O saudosismo e os sofrimentos do envelhecer

Tristeza e dor pelas pessoas queridas que se foram, pelos filhos que seguiram seus rumos, pelo sentir-se inútil, incapaz e dependente. A solidão que emerge de falas como essas me inquietam. Mais do que solidão externa, é a aridez interior que impressiona, um vazio existencial ainda não preenchido.
Tais sentimentos são compreensíveis em uma fase da vida em que realmente o corpo não responde mais como outrora e a mente, em algumas situações, parece estar além da corporeidade. Deseja-se fazer tantas coisas, mas não há força e nem a disposição necessárias. Tudo parece mais difícil. Às vezes a vontade também se esvai e sobra espaço apenas para as lamentações. Pergunto-me como serei quando for velhinha, que sentimentos carregarei ?

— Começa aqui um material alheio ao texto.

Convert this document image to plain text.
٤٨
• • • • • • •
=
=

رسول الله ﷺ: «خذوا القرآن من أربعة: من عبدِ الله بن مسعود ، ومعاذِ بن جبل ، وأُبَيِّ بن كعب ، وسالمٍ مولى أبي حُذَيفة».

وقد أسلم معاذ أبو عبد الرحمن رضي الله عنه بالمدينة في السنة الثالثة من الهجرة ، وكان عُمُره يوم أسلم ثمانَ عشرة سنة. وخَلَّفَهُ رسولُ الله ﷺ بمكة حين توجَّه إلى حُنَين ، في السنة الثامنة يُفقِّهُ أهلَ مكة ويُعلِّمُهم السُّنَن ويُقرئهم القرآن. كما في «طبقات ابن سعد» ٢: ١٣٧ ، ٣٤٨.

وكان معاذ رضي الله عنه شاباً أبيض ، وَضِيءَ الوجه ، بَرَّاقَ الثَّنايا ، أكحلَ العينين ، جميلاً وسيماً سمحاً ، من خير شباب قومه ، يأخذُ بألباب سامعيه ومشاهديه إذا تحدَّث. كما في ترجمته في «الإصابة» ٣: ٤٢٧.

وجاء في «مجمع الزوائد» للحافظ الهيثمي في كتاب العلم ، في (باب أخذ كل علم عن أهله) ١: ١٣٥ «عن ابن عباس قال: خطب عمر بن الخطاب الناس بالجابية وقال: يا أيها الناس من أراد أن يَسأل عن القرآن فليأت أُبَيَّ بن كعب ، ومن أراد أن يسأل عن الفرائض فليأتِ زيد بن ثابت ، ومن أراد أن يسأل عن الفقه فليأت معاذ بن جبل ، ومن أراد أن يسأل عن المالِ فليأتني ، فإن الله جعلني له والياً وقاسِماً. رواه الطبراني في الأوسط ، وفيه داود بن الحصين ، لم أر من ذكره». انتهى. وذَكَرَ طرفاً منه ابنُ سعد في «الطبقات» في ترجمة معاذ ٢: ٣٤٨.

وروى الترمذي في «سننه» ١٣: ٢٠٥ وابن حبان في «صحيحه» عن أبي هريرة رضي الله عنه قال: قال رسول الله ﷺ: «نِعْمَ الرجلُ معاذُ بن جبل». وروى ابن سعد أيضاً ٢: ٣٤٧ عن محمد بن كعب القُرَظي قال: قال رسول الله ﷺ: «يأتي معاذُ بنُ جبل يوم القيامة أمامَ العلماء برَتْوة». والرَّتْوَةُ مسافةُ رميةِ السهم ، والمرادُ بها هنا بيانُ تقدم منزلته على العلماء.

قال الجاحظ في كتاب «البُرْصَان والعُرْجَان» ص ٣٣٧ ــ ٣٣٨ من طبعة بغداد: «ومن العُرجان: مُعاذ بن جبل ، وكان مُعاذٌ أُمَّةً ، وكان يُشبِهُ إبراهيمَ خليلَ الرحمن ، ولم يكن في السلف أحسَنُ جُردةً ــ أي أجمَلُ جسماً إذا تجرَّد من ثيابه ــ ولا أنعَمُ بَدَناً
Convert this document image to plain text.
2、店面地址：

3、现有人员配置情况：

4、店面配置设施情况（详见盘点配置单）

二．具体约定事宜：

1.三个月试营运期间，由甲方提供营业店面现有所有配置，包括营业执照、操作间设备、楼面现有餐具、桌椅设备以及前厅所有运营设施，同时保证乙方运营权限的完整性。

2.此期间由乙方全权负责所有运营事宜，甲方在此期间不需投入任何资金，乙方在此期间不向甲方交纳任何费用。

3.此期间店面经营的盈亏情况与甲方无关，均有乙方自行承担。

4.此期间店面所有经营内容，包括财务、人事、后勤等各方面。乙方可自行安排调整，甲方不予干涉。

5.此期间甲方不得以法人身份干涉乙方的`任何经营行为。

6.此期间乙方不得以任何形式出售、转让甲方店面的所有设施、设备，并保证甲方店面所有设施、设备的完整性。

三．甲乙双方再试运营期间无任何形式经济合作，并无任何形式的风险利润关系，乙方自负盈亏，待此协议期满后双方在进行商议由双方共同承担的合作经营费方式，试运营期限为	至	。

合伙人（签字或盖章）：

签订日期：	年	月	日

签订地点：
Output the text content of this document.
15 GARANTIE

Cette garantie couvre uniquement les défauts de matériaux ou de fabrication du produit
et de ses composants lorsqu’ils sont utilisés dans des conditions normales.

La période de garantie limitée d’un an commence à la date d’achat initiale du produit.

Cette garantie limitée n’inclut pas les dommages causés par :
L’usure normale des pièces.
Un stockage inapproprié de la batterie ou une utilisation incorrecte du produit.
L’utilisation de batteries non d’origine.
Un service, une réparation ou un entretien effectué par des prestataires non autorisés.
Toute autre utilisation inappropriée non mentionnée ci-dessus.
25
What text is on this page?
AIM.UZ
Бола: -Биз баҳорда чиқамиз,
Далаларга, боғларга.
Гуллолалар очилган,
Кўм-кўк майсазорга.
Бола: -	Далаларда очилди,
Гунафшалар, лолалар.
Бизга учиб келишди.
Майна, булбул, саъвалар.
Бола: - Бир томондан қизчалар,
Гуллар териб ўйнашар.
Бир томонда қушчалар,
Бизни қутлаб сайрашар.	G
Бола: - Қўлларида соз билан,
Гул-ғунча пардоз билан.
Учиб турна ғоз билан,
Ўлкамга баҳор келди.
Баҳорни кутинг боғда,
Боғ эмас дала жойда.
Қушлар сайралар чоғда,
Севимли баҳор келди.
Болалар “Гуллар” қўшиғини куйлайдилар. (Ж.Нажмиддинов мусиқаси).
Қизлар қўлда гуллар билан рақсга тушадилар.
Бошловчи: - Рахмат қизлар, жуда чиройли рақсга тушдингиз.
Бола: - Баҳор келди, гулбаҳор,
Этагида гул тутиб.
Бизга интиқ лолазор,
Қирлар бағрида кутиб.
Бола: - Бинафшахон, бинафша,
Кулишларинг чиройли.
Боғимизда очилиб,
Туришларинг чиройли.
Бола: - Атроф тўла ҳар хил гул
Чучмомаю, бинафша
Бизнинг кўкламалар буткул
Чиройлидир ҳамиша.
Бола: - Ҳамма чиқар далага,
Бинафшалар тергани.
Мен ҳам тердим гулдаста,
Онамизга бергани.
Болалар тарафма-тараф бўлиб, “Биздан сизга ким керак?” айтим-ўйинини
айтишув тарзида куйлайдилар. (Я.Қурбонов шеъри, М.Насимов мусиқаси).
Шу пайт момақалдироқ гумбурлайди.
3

O irradiar de uma luz resplandecente

Para a ocasião, os filhos preparam uma grande festa. Celebrar a vida é sempre uma dádiva. A vida de nossas mães então é de uma preciosidade inenarrável. Trabalhamos muito para deixar tudo lindo e digno da festejada. Mas quem realmente fez a festa acontecer e abrilhantar foi ela mesma, D. Suzana, com alegria e vivacidade, força e luz, emocionou a todos.
O salão estava repleto por familiares, netos e bisneto, amigos e, sobretudo, por suas irmãs do coração, as senhoras do grupo da terceira idade. Grupo que despertou nela e em tantas outras pessoas um novo sentido para a vida. Novos encontros e vínculos foram construídos, amizades estabelecidas, alegria restaurada e os olhos que derramaram tantas lágrimas de dor e amarguras pelas dificuldades da vida, hoje se transformaram em lágrimas de emoção, gratidão, alegria e felicidade. Nunca vi uma senhora com tantas amigas! O caminho se faz ao caminhar e como é bom caminhar ao lado de AMIGOS que nos fazem resgatar o sentimento de pertença!
Maturidade. Talvez seja isso. Encontrar a felicidade profunda que faz acolher cada momento da própria história passada, mas que acredita que as melhores lembranças são as de poucos minutos atrás, que já vão dando espaço para as do próximo instante, que é o agora. O presente se renova a cada instante, e é preciso ter olhos para ver, coração para sentir e mente sadia para captar a beleza do “eis que faço novas todas as coisas”.